L’ERCC est en liaison directe et permanente avec les autorités chargées de la protection civile et de l’aide humanitaire dans les États participants au MPCU, ainsi que les pays bénéficiaires, garantissant ainsi une réponse européenne cohérente aux catastrophes.
La coopération Euro-Méditerranéenne de protection civile
Les pays du sud sont particulièrement aux risques naturels dans un contexte de changement climatique. La Méditerranée est considérée comme un point chaud, particulièrement sensible et affecté par le changement climatique. Elle se réchauffe 20 % plus vite que le reste du monde. Seul l’Antarctique se réchauffe plus vite. Avec les politiques actuelles, les températures régionales augmenteront de 2,2 % d’ici 2040. L’élévation du niveau de la mer dépassera 1 mètre d’ici 2100, ce qui affectera un tiers des populations de la région. Aujourd’hui, plus que jamais, il est nécessaire d’avoir un cadre régional commun officiel pour aider à construire un agenda positif pour la région en matière de prévention, préparation et de réponse.
L’Union pour la Méditerranée est une organisation euro-méditerranéenne intergouvernementale rassemblant, sur un pied d’égalité et de représentation, tous les Etats Membres de l’UE et les 16 pays du Sud et de l’Est de la Méditerranée. Dans le prolongement direct du processus de Barcelone, le lancement de Union pour la Méditerranée (UpM) en juillet 2008 a été un véritable reflet de l’engagement politique commun des 42 Etats pour renforcer la coopération, le dialogue et l’intégration régionale dans la zone euro-méditerranéenne.
L’UpM est à la fois un forum politique, une plateforme de dialogue et travaille aux projets ayant un impact régional.
En 2019, les directeurs généraux de la protection civile, réunis à Barcelone, avait lancé trois groupes de travail qui se sont réunis en octobre 2020 et en 2021 telles que (1) préparer une assistance mutuelle efficace dans la zone euro-méditerranéenne, (2) engager les citoyens dans la gestion des risques de catastrophes, (3) rôle des volontaires dans la protection civile.
A partir de 2021, l’UpM a recentré son travail sur cinq domaines d’action identifiés comme prioritaires par les Etats membres, dont la protection civile.
Avec le nombre croissant de feux de forêt, d’inondations, de tremblements de terre, de pollutions marines, de pandémies et d’autres catastrophes naturelles ou d’origine humaine à travers la zone euro-méditerranéenne, la protection civile est au cœur du mandat de l’UpM.
Le point d’orgue d’une nouvelle étape pour l’UpM dans le domaine de la protection civile a été le lancement officiel, le 12 décembre de la Plateforme Régionale de Dialogue – outil emblématique de l’UpM – qui réunira non seulement les États Membres de l’UpM, mais aussi les organisations et parties prenantes internationales, les acteurs de la société civile, autour de thèmes qui seront déterminés conjointement. Des groupes de travail thématiques seront menés dans le cadre de la plateforme de dialogue régional.

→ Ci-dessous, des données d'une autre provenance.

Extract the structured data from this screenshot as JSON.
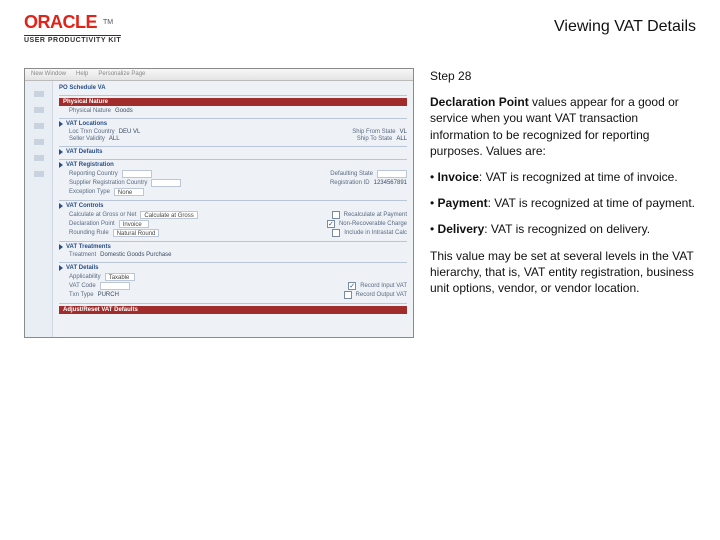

La plateforme travaillera également à (1) développer une stratégie régionale globale, horizon 2030, (2) préparer la prochaine réunion des directeurs généraux de l’UpM sur la protection civile, (3) accompagner le lancement du nouveau programme PPRD Med financé par l’UE, qui sera également promu par le secrétariat de l’UpM.
Cet espace de dialogue permanent devrait permettre de s’ancrer au sein du MPCU afin de bénéficier mutuellement des bonnes pratiques, des connaissances et des synergies dans la zone euro-méditerranéenne. En ce sens, la DG ECHO reste un partenaire crucial et essentiel.
Le programme annuel 2023 de l’UpM réaffirme la nécessité d’accroître la coopération entre les États Membres de l’UpM comme nécessaire pour renforcer la protection civile et la gestion des risques de catastrophe dans la région.
La principale valeur ajoutée de l’UpM réside dans l’interrelation créée entre la dimension politique et sa traduction opérationnelle en activités concrètes, projets sur le terrain et initiatives qui enregistrent un impact tangible sur les citoyens dans les régions respectives.
Nous travaillons ensemble avec les États Membres de l’UpM et la DG ECHO pour créer les conditions d’un dialogue visant à créer des synergies régionales et sous-régionales. Le dernier Forum de protection civile de l’UE organisé en juin à Bruxelles a été l’occasion de partager des visions communes entre les deux rives de la Méditerranée et d’envisager des partenariats qui seront développés à travers le futur PPRD Méditerranée ou Multi-Countries Risk Mapping – visant à établir un atlas des risques dans la région ANMO.
Le changement climatique et ses effets immédiats (soudaineté, phénomènes extrêmes, effets cumulatifs, transfrontaliers ou intersectoriels) obligent les Etats et leurs systèmes de protection civile à revoir leur gestion des risques de catastrophes.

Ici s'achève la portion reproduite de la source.